Accomplishment of a purpose will require being a light to oneself and that is as much a matter of personal growth as of external recognition
Everyone wants to be successful. Almost everyone has some faith or belief in symbols and his/her socialisation orients him/her to read the meaning under the symbols and thereby flag external indicators of success. In itself, success is often self-consuming and often cripples one if not destroy him/her by setting newer goal posts. Consider the current election results. Nearly 350 MPs from the projected ruling combine have not even formally entered the Lok Sabha portals and the race for the next indicator of success, ie making it to further prominence by getting into the ministerial position, has become a matter of speculation and conduct. The media has been talking about the possibility of the Prime Minister taking oath — alone — on the day the Cabinet is to be sworn and that other Ministers would be sworn in later. Success, but for how long and how much?

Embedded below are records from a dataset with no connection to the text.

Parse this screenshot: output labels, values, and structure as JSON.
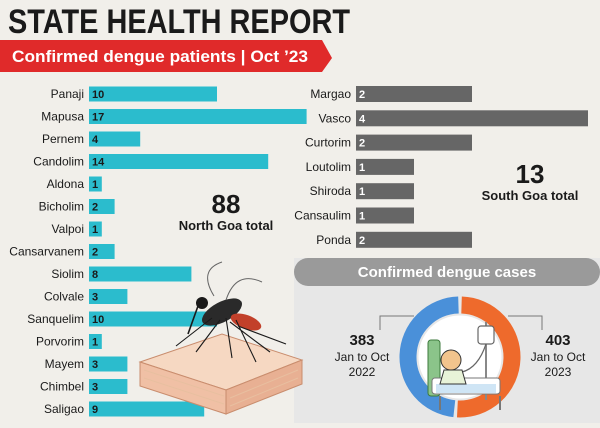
{
  "header": {
    "title": "STATE HEALTH REPORT",
    "banner": "Confirmed dengue patients | Oct ’23"
  },
  "north": {
    "total_value": "88",
    "total_label": "North Goa total"
  },
  "south": {
    "total_value": "13",
    "total_label": "South Goa total"
  },
  "cases": {
    "heading": "Confirmed dengue cases",
    "left_value": "383",
    "left_line1": "Jan to Oct",
    "left_line2": "2022",
    "right_value": "403",
    "right_line1": "Jan to Oct",
    "right_line2": "2023"
  },
  "colors": {
    "north_bar": "#2bbccd",
    "south_bar": "#666666",
    "banner": "#e02a2a",
    "donut_2022": "#4a90d9",
    "donut_2023": "#ee6a2c",
    "panel": "#e7e7e7",
    "panel_heading": "#9a9a9a"
  },
  "chart_data": [
    {
      "type": "bar",
      "orientation": "horizontal",
      "categories": [
        "Panaji",
        "Mapusa",
        "Pernem",
        "Candolim",
        "Aldona",
        "Bicholim",
        "Valpoi",
        "Cansarvanem",
        "Siolim",
        "Colvale",
        "Sanquelim",
        "Porvorim",
        "Mayem",
        "Chimbel",
        "Saligao"
      ],
      "values": [
        10,
        17,
        4,
        14,
        1,
        2,
        1,
        2,
        8,
        3,
        10,
        1,
        3,
        3,
        9
      ]
    },
    {
      "type": "bar",
      "orientation": "horizontal",
      "categories": [
        "Margao",
        "Vasco",
        "Curtorim",
        "Loutolim",
        "Shiroda",
        "Cansaulim",
        "Ponda"
      ],
      "values": [
        2,
        4,
        2,
        1,
        1,
        1,
        2
      ]
    },
    {
      "type": "pie",
      "categories": [
        "Jan to Oct 2022",
        "Jan to Oct 2023"
      ],
      "values": [
        383,
        403
      ]
    }
  ]
}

Put it simply: To a large extent, success is an act of choice, a frame of mind and a vantage point of perception. It’s often how one looks at a situation, interprets and internalises it. This is only part of the story. There are objective situations and externalities to it. Illustratively, if one doesn’t have adequate shelter or enough food to eat, then clearly one is in the grip of poverty, no matter how one defines it. Of the many definitions of poverty, perhaps the simplest one to understand is that it is an involuntary deprivation of the basic facilities and amenities of life, as accepted in the community where one is embedded.
Caution needs to be exercised here without being confused. Different communities have different perceptions of amenities and basics of life. For some, a common toilet maybe a way of life and it doesn’t occur to that person that personalised toilets are achievable. And even if that person sees it as achievable, it may not be an objective in his/her life to reach that level. Once this is established, the story of success intensifies and it is an escalating story. Like many human emotions — love, hate and irrationality — success is without boundaries. The more you succeed, the more you want. The more you want, the more you work for it. Getting there, and once having got there, one needs to learn how to pause or one starts resetting the goal post. There are two messages to be given. One is that success is a personalised experience. Second, success is embedded in a social framework of reference. If success walks on these two legs, both of them are important to understand. One is as successful as one believes one to be.
As an undergraduate student of a top-grade university in a B-grade city, this writer, having achieved some prominence in grades, was part of a group playing host to a Minister, who had flown in to the city on a Government aircraft. He was of the same State as where this university was and when the Minister was asked to tell more about himself, it looked strange to the writer that while the Minister was in his mid-50s, he remarked: “What more could I want from life? I have got enough. How much can the son of a peasant get? I am, after all, a peasant’s son.”
It struck the writer odd then, it strikes odd even now. The Minister’s framework of reference was a peasant (a kisan). The sense he conveyed was that in his scale of living and occupation, a peasant (kisan) was the bottom of the pyramid. Having become a Minister in the Central Government, he had not only changed professions, but arrived. Why the society should look upto a Minister is not difficult to guess, especially if it is resource scarce. This is the not the story the world over. Illustratively in Scandinavian countries, it will be difficult to make out on the streets, if somebody was a Minister or a mere peasant. Put simply, success appears not only in multiple shapes but also multiple sizes, colours and myriad manifestations.
The story rolls on. That there are social indicators of success has already been referred to above. This is a frame of reference, which cannot be wished away. The proposition is simple — success is an internal feeling of well-being, arising out of a conformity to a visualisation of a preferred state of being. It is also ensconced in a context of group, community and geographical habitat. In all cases, it is a consort of smugness, of achievement, so recognised by the individual and the community to which he/she affiliates.
Like all stories, there is more to come and the missing part of the narration above is that success always requires internal peace and external recognition. Success will require being a light to one self and that is as much a matter of personal growth as of external recognition.